CHINA’S TOP legislator, Wu Bangguo, has said that this year’s political priorities include improving the social security system, introducing a socialist legal system and promoting fairer economic growth but there was no sign of any increased openness in the political system.
Delivering his annual work report to China’s annual parliament, the National People’s Congress (NPC), Mr Wu addressed stability issues.
“China is in an important period of strategic opportunities for its economic and social development as well as a period of serious social problems,” he told delegates gathered in the Great Hall of the People in central Beijing. Mr Wu, the second-highest ranking official in the Communist Party, described the party’s tasks to ensure stability as “arduous and formidable”.
China’s urban-rural wealth gap has widened in recent years to the point that incomes in countryside are just a third of what people earn in the cities, which the Chinese leadership has identified as a threat to stability.
There is also discontent about China’s limited healthcare coverage and poor pension provision.
Mr Wu said the state would gradually set up a new satisfactory old-age pension system for rural residents.
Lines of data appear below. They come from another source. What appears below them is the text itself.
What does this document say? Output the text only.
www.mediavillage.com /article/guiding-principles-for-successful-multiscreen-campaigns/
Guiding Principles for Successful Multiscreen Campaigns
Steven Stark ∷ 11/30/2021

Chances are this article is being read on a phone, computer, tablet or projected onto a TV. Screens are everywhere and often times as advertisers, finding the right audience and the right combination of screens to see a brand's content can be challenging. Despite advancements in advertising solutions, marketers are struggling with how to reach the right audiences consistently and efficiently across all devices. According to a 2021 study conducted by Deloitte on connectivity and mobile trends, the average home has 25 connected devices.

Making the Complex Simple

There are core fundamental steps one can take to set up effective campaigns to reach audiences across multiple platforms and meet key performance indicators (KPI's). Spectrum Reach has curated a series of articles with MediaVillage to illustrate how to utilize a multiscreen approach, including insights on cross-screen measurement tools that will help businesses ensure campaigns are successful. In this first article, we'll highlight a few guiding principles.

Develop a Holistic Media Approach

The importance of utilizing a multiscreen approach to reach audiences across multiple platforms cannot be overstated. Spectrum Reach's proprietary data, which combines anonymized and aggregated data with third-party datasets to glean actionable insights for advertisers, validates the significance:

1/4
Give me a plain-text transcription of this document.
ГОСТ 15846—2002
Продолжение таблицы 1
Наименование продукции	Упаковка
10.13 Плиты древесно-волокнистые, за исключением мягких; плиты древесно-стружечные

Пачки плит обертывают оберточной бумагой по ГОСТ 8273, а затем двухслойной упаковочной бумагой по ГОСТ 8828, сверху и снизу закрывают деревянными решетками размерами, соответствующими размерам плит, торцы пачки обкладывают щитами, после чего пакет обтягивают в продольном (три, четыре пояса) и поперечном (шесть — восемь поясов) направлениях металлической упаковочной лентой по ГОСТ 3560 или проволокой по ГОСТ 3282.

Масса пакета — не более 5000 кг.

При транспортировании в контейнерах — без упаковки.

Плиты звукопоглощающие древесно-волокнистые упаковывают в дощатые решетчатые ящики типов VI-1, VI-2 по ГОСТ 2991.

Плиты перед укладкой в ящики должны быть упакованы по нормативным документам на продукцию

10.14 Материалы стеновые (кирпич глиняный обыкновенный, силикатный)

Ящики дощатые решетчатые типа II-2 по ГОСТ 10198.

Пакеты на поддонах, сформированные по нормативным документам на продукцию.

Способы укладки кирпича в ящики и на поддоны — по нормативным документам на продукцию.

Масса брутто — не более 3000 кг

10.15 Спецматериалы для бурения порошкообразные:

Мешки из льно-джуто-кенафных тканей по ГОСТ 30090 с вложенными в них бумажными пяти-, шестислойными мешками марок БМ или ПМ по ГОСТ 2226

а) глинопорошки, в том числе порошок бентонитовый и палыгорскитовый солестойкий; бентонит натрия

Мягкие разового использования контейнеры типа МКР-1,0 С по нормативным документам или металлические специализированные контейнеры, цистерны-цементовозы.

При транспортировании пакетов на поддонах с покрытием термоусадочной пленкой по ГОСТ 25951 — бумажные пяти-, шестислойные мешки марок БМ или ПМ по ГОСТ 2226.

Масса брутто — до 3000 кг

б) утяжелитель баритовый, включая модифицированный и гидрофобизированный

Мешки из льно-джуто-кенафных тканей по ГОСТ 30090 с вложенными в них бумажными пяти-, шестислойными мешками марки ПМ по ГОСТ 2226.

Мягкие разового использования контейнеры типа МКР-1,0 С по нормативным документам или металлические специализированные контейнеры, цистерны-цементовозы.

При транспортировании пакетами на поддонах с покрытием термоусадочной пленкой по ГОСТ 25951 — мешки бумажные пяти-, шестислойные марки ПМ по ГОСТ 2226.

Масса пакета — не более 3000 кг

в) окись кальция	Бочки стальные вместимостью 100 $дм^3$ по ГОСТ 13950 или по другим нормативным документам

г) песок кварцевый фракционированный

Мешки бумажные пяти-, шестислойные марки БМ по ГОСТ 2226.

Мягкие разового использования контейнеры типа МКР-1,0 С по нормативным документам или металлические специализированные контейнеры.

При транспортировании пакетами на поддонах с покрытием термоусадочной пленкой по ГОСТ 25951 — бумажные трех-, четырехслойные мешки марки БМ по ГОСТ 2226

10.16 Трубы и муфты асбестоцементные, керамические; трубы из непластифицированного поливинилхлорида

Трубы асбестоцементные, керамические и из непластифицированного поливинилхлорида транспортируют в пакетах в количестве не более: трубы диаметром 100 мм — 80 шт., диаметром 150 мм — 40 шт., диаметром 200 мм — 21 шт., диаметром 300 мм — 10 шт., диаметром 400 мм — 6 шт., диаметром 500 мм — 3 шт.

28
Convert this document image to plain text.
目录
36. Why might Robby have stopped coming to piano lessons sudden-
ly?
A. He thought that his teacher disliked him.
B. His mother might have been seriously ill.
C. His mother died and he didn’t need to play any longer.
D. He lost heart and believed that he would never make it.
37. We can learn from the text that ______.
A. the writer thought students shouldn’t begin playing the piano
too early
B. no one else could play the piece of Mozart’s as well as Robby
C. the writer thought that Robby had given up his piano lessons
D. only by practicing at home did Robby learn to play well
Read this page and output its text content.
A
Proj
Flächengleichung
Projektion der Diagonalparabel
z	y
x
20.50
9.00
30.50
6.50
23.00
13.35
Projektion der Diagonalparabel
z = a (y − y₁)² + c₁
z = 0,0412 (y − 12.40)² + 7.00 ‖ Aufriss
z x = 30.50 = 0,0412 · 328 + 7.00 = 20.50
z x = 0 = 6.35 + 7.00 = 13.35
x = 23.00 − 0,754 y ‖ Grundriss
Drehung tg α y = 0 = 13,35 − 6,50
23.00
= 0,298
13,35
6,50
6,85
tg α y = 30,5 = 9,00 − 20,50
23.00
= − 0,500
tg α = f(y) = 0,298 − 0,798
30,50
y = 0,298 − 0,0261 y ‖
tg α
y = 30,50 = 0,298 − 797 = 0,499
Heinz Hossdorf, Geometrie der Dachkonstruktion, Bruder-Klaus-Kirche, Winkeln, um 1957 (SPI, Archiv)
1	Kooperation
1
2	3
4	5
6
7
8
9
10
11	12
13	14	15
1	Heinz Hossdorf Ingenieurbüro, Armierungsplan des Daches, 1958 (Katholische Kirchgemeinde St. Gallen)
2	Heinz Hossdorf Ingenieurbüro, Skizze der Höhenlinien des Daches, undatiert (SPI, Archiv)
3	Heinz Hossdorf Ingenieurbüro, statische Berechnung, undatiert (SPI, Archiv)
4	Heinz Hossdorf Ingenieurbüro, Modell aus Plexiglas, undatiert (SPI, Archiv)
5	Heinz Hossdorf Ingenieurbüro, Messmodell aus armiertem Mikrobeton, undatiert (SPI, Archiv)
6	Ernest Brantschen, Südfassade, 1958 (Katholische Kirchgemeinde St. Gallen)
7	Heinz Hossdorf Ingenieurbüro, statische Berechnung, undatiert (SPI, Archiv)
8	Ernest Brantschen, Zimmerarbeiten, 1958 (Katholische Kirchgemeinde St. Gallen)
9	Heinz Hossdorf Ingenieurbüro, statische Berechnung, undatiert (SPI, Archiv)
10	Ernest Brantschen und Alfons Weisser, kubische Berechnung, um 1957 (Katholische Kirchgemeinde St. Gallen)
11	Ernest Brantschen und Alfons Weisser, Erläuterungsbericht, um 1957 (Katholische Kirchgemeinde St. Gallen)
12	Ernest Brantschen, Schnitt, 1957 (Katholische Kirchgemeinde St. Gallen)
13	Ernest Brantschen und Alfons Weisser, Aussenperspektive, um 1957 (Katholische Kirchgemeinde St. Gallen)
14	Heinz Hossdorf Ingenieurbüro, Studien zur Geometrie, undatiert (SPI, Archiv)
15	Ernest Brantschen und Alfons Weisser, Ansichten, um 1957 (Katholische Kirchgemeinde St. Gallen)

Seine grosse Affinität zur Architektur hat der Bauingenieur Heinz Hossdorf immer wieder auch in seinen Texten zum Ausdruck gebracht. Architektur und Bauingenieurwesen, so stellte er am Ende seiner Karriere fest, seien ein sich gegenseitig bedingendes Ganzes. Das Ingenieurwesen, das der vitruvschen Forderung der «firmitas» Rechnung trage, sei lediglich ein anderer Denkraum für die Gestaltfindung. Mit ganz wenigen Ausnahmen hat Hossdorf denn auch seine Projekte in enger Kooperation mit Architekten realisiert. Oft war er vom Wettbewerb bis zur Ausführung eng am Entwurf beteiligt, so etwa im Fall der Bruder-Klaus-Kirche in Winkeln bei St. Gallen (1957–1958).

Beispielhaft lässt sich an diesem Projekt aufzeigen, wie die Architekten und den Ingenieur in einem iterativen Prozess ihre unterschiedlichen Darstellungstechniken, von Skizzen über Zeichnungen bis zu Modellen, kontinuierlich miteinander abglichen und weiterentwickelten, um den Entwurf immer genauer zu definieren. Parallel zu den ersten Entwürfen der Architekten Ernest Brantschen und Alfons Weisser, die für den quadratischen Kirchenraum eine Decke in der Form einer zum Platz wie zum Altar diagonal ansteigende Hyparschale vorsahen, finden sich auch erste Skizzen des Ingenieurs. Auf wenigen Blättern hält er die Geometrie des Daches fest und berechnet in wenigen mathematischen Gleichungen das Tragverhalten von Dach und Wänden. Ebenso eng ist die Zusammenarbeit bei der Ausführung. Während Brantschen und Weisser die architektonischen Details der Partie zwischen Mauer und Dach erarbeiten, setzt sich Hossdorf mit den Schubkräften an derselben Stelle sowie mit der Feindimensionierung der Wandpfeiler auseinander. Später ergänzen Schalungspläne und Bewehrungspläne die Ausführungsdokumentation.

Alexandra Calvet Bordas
The law broadly aims to establish a safety net of pension, healthcare and unemployment benefits, provide free primary and secondary education, and assist the migration of rural residents to cities.
“The standing committee will, in this year, focus on promoting social harmony and stability, and strengthen oversight of the work to solve problems affecting people’s well-being,” he said.
Mr Wu is chairman of the standing committee of the NPC, which meets all year round and carries out most of the business of the NPC. The annual meeting of 3,000 delegates from all over the country formally approves decisions made during the year.
Mr Wu said the congress would pay particularly close attention to economic and social development in Tibet, the vast western region of Xinjiang and other ethnic minority areas. Tibet was hit by violent anti-government riots two years ago, and ethnic riots in July left nearly 200 dead in the Xinjiang capital of Urumqi.
He ruled out the prospect of political reform when he said that the Chinese government had been studying parliaments around the world. The congress would also focus on fighting climate change and improving the functions of the government.